The key detail here is that collagen worked alongside resistance training, not in place of it. Sitting on the couch and drinking collagen shakes won’t build muscle. But if you’re already exercising, collagen may give your body additional raw materials for repair and growth.

Nails and Hair

Brittle, peeling nails are one of the more common complaints that lead people to try collagen, and the evidence here is encouraging. A study on bioactive collagen peptides found that supplementation increased nail growth rate by 12% and decreased the frequency of broken nails by 42%. By the end of the treatment period, 64% of participants saw a global improvement in brittle nail symptoms, and that number climbed to 88% when measured four weeks after the treatment ended, suggesting a lasting effect.

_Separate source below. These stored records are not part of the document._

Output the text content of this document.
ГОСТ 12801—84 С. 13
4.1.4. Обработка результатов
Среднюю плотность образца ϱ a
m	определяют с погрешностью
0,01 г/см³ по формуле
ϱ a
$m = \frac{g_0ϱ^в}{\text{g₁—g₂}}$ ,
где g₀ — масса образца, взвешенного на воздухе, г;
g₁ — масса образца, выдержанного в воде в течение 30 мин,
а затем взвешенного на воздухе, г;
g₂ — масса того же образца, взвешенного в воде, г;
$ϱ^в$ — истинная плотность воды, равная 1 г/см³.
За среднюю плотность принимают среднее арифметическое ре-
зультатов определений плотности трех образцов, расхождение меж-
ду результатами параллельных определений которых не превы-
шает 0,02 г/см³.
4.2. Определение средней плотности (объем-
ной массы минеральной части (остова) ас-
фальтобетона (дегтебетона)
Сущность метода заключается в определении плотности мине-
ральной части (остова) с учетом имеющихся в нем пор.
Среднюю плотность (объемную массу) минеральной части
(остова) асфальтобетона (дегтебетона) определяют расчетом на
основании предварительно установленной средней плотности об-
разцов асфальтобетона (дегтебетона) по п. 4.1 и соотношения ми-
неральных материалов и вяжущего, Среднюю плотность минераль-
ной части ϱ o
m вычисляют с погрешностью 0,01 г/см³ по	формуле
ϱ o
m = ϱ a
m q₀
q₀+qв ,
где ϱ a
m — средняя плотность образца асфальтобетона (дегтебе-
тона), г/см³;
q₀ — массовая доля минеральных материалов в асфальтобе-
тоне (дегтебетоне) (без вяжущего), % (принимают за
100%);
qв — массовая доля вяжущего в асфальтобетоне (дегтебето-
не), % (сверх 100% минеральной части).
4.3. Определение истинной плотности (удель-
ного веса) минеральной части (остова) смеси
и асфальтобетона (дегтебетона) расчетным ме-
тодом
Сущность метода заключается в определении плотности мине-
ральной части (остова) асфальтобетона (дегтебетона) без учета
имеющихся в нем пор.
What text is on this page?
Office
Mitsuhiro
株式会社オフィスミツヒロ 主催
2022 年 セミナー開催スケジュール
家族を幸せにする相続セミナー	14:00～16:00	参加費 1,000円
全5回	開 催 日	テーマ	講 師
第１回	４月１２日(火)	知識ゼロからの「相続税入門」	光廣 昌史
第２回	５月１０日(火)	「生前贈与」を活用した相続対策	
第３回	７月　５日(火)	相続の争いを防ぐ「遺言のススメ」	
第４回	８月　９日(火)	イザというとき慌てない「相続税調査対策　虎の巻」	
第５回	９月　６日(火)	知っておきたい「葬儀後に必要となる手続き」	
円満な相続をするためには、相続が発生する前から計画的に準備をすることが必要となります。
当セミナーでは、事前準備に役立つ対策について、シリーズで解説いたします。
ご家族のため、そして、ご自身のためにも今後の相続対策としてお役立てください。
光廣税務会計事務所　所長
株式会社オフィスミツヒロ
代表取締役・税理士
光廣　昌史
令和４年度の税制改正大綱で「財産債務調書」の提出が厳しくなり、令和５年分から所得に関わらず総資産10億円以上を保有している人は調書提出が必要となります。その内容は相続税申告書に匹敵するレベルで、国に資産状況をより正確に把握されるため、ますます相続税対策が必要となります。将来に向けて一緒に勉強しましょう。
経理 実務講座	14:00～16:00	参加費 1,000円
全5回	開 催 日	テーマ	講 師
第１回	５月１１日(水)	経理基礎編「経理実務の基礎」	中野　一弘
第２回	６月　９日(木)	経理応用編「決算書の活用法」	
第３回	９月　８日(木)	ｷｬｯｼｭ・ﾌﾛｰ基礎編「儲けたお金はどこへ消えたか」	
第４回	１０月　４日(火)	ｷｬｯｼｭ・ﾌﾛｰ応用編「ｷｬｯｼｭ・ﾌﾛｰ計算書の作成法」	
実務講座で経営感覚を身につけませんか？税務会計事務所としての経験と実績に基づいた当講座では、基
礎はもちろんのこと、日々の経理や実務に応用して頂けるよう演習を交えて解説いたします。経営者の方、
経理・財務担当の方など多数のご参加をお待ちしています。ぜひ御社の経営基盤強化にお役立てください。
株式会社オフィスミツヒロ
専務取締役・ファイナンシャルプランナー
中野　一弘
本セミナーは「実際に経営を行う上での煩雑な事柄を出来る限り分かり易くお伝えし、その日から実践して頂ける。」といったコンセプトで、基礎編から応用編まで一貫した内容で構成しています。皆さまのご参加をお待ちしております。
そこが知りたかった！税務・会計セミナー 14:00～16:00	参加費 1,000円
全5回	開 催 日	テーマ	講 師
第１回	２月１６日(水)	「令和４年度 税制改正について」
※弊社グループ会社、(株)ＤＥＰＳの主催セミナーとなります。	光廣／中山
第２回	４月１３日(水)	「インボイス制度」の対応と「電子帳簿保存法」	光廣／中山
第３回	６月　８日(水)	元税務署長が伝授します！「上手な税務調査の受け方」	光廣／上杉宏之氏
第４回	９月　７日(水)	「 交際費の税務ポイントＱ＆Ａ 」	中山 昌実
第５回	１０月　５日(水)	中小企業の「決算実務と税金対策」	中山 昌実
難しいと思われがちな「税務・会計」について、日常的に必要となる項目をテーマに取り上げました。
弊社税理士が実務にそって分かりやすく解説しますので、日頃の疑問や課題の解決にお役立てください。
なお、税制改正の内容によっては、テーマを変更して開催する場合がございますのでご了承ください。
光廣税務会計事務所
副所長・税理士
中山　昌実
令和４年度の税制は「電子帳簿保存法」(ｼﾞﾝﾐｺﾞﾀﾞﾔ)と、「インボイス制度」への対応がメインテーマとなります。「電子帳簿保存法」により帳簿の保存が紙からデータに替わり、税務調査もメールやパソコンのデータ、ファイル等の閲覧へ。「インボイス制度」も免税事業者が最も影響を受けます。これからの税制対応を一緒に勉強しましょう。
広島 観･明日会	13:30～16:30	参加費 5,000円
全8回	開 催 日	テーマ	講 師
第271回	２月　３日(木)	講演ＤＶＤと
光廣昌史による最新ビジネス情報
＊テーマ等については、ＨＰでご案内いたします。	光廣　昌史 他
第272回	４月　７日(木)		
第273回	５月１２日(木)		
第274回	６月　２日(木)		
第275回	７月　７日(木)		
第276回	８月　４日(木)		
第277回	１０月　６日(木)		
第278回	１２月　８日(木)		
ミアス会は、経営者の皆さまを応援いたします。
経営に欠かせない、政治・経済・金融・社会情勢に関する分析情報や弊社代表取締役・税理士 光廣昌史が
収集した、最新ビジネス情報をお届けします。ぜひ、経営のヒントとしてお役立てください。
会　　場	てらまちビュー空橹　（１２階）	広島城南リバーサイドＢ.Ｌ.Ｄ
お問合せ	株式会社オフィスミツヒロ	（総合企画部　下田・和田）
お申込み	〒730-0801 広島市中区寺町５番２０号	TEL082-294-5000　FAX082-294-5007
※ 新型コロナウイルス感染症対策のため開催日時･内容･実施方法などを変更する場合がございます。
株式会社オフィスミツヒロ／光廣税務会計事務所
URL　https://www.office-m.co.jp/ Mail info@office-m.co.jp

What Your Body Needs to Make Collagen

Your body synthesizes its own collagen, but it needs specific raw materials to do so. Vitamin C is essential: it’s required for collagen synthesis and helps stabilize collagen’s triple-helix structure. Without adequate vitamin C, your body simply cannot produce collagen properly (this is why scurvy, caused by vitamin C deficiency, leads to bleeding gums and skin breakdown). Zinc acts as a cofactor that aids in collagen maturation. Copper also plays a role in cross-linking collagen fibers, which gives them their strength.

If you’re taking a collagen supplement but are deficient in vitamin C or zinc, you may not get the full benefit. Eating citrus fruits, bell peppers, nuts, and shellfish covers most of these cofactors naturally.

How Much to Take

Clinical studies have used doses ranging from 2.5 to 15 grams of collagen peptides per day, with treatment periods spanning three to 18 months. The lower end of that range (2.5 to 5 grams) has been effective for skin benefits, while joint, bone, and muscle studies tend to use 10 to 15 grams daily. Most collagen supplements come as hydrolyzed peptides, meaning the protein is already broken down into smaller fragments that your digestive system can absorb more efficiently than intact collagen from food.

Collagen supplements are generally well tolerated, with few reported side effects beyond occasional digestive discomfort. They’re typically derived from bovine, marine, or chicken sources, so if you have allergies to any of these, check labels carefully. Results take time: most studies show meaningful changes starting around four to eight weeks, with continued improvement over several months.